自分の体調に合わせて押したり引いたり臨機応変に歩いて行きたい。タンボチェでは、加藤保男さんのモニュメントに手を合わせ。調子悪かったらここまででもいい。行けたら次はチュクンに寄るでしょ。もっと行けたらゴラクシェプからEBCを優先。その次がカラパタールの順。BCも、今は何もなくともオールドキャンプを優先。と、こういう好みが自在に入れられるからソロは魅力的だ。

「ルクラ〜ナムチェ〜ゴーキョのコース」「エヴェレスト街道」以外のコースは、野遊にはガイドが必要だ。迷ったり、くたばるかもしれない。よくよく検討していこうと思う。
チョラパスまで手が届く日は来ないままかもね。それにしても今となるとレンジョパスは遠いなあ!
できるものならいつかきっと、あの美しい岩峰群を再び、もっと近くで、この目で見たい。

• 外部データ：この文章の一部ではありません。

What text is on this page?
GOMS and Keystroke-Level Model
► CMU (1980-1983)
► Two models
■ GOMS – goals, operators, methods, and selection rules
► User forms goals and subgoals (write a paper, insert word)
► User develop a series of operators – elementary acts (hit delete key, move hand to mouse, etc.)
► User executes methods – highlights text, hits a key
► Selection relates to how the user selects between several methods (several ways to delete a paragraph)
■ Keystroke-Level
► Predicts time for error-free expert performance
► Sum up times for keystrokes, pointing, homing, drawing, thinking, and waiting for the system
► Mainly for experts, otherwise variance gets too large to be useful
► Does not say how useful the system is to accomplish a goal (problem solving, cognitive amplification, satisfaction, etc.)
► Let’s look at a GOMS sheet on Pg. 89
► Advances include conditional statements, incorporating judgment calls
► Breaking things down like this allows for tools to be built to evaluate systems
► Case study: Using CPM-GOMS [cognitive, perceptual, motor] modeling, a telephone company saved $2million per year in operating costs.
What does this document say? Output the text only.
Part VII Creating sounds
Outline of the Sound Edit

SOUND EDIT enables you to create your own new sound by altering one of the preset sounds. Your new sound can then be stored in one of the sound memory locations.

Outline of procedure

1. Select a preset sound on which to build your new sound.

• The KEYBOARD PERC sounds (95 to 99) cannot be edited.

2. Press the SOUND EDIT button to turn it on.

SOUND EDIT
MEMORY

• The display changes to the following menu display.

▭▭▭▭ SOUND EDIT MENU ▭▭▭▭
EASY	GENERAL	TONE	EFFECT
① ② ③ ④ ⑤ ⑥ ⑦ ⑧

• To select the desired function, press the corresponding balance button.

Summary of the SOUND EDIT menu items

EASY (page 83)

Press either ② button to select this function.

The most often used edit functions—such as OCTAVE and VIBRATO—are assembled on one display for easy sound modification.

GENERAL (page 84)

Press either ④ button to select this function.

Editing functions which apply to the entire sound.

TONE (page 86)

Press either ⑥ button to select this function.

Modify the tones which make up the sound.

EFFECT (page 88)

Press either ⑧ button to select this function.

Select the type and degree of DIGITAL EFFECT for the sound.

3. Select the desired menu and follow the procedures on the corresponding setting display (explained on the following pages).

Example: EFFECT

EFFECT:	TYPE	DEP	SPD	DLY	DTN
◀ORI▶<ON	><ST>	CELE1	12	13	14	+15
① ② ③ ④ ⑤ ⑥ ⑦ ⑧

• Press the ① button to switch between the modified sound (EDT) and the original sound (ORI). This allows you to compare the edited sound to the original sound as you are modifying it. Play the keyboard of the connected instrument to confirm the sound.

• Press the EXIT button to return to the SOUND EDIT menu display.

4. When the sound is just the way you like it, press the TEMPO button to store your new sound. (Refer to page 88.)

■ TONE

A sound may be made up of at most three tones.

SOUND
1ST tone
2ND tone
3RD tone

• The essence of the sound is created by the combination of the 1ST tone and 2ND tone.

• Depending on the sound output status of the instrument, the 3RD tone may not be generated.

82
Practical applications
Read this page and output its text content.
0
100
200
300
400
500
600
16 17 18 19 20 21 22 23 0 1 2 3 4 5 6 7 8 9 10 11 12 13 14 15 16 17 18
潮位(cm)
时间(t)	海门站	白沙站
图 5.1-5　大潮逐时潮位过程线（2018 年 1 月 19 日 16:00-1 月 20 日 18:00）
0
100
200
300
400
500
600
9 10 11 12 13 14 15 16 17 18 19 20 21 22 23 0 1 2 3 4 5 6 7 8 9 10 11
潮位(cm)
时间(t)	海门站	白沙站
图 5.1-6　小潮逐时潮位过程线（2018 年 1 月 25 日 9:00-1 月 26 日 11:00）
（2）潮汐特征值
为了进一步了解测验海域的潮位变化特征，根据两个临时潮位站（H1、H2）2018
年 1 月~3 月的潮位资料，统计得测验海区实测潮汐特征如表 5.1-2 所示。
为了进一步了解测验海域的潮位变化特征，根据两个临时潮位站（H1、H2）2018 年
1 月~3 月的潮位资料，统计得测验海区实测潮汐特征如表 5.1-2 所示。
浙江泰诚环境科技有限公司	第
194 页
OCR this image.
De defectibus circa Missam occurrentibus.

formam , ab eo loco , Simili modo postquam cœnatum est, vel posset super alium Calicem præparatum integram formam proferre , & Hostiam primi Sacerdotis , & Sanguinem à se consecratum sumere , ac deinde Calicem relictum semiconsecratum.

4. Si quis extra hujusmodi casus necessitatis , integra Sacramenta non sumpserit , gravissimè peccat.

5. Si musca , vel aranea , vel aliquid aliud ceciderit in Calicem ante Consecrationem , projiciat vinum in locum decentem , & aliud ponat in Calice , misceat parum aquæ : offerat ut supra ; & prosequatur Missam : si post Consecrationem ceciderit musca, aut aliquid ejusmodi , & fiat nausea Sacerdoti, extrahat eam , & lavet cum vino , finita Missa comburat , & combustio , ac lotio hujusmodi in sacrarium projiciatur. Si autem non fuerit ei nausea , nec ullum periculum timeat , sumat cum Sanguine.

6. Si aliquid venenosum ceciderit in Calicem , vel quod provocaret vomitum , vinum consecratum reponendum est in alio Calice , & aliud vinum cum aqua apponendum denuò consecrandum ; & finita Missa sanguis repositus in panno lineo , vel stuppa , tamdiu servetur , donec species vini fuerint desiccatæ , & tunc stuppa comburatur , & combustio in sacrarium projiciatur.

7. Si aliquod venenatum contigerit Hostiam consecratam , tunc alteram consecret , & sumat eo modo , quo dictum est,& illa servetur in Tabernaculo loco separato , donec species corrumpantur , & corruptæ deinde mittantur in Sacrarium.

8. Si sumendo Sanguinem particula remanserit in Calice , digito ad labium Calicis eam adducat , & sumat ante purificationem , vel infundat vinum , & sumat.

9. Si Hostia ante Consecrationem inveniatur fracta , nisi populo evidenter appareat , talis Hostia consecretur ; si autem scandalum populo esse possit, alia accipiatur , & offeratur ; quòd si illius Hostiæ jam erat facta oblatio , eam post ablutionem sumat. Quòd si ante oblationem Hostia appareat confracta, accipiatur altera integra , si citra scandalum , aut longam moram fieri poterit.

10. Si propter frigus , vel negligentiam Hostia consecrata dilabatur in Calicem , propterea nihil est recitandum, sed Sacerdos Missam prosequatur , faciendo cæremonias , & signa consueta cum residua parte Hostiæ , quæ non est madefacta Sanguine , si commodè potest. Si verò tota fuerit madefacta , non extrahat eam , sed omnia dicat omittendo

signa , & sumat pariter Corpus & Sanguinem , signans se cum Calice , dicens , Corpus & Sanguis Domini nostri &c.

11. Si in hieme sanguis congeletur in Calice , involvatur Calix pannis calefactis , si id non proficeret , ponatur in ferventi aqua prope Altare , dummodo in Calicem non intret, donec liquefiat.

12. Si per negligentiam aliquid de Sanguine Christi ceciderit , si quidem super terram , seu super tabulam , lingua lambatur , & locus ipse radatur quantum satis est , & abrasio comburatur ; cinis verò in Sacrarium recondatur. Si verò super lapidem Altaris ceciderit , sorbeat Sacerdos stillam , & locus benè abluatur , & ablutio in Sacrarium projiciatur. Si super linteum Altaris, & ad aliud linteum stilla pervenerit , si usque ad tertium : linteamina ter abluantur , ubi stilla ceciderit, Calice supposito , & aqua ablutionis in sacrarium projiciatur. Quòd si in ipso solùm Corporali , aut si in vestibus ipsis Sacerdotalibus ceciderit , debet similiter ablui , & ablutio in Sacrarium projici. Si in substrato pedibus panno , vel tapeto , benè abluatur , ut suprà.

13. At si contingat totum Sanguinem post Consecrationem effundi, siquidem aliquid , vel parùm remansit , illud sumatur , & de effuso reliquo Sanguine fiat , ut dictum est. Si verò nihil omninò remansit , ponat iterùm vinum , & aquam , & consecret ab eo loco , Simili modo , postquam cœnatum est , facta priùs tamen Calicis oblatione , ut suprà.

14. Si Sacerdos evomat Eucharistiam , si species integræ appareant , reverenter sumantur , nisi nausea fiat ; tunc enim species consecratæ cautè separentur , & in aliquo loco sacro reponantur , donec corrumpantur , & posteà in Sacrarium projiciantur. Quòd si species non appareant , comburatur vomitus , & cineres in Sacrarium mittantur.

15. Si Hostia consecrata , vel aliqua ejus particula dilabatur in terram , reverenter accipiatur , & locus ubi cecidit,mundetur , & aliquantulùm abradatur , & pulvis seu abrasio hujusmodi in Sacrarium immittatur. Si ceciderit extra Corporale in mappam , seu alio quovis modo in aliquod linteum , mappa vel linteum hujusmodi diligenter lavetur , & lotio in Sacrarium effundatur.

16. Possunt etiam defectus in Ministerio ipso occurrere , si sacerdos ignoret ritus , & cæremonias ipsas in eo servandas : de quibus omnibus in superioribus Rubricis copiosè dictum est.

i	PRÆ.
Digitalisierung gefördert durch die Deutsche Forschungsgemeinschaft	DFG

食べ物についても学ぶところが多かった。元気な今だから「こうすればいい」とか思っても、そのときになったらほんとうにどうしようもなく、それを踏まえて考えていかねば。
ツアーだと朝昼夕とお料理が、食べる食べないに関わらずセットで「与えらる」。あの不快感から解放されはしても、個人でロッジのものを注文して、運悪く食中毒を起こしてしまう例もある。これもよくよく検討しなくては。

今、野遊の手指10本の爪を横切って一文字の、白い線が走っている。最近出てきた。これは約2ヶ月と少し前(70日前)、野遊がナムチェから高度をあげながらトレッキングしていたときのものだ。
酸素は薄く食欲がない中で暮らした正味1週間。その前後のトレッキングも、普段と違う環境で1週間。それがこうして爪に現れるとは。爪は体の状態がそのまま映されるというけれど、あんまり本当なのでちょっと心打たれた。そして改めて、あのとき野遊の体は苦悶していたのだなと思う。

旅は、最初に目的としたものを得て帰れれば成功なのだが、思わぬ発見があったり、新たな知識が加わったり、そしてそれらに興味を抱いたりしていく醍醐味もある。

ヒマラヤを見た。すごい喜びだ。翼よあれがヒマラヤだ
ゾッキョを見た。すごい驚きだ。あれが産業糞道、トレックロードだ。
一大世界に点在する村々を見た。そこで暮らす人々と動物たちを。
観光地に遠い村落にも思いを馳せることができるようになった。
砂埃と喧騒の首都カトマンドゥも垣間見た。

そしてこれら「思わぬもの」を得たラストの光景が、帰路カトマンドゥの空港で、ネパール人の出稼ぎ風景を目の当たりにしたことだ。
ということで、これでこの「ヒマラヤ山行」は終りなのだけど、もう少し先まで「番外編」が続いてしまうのです。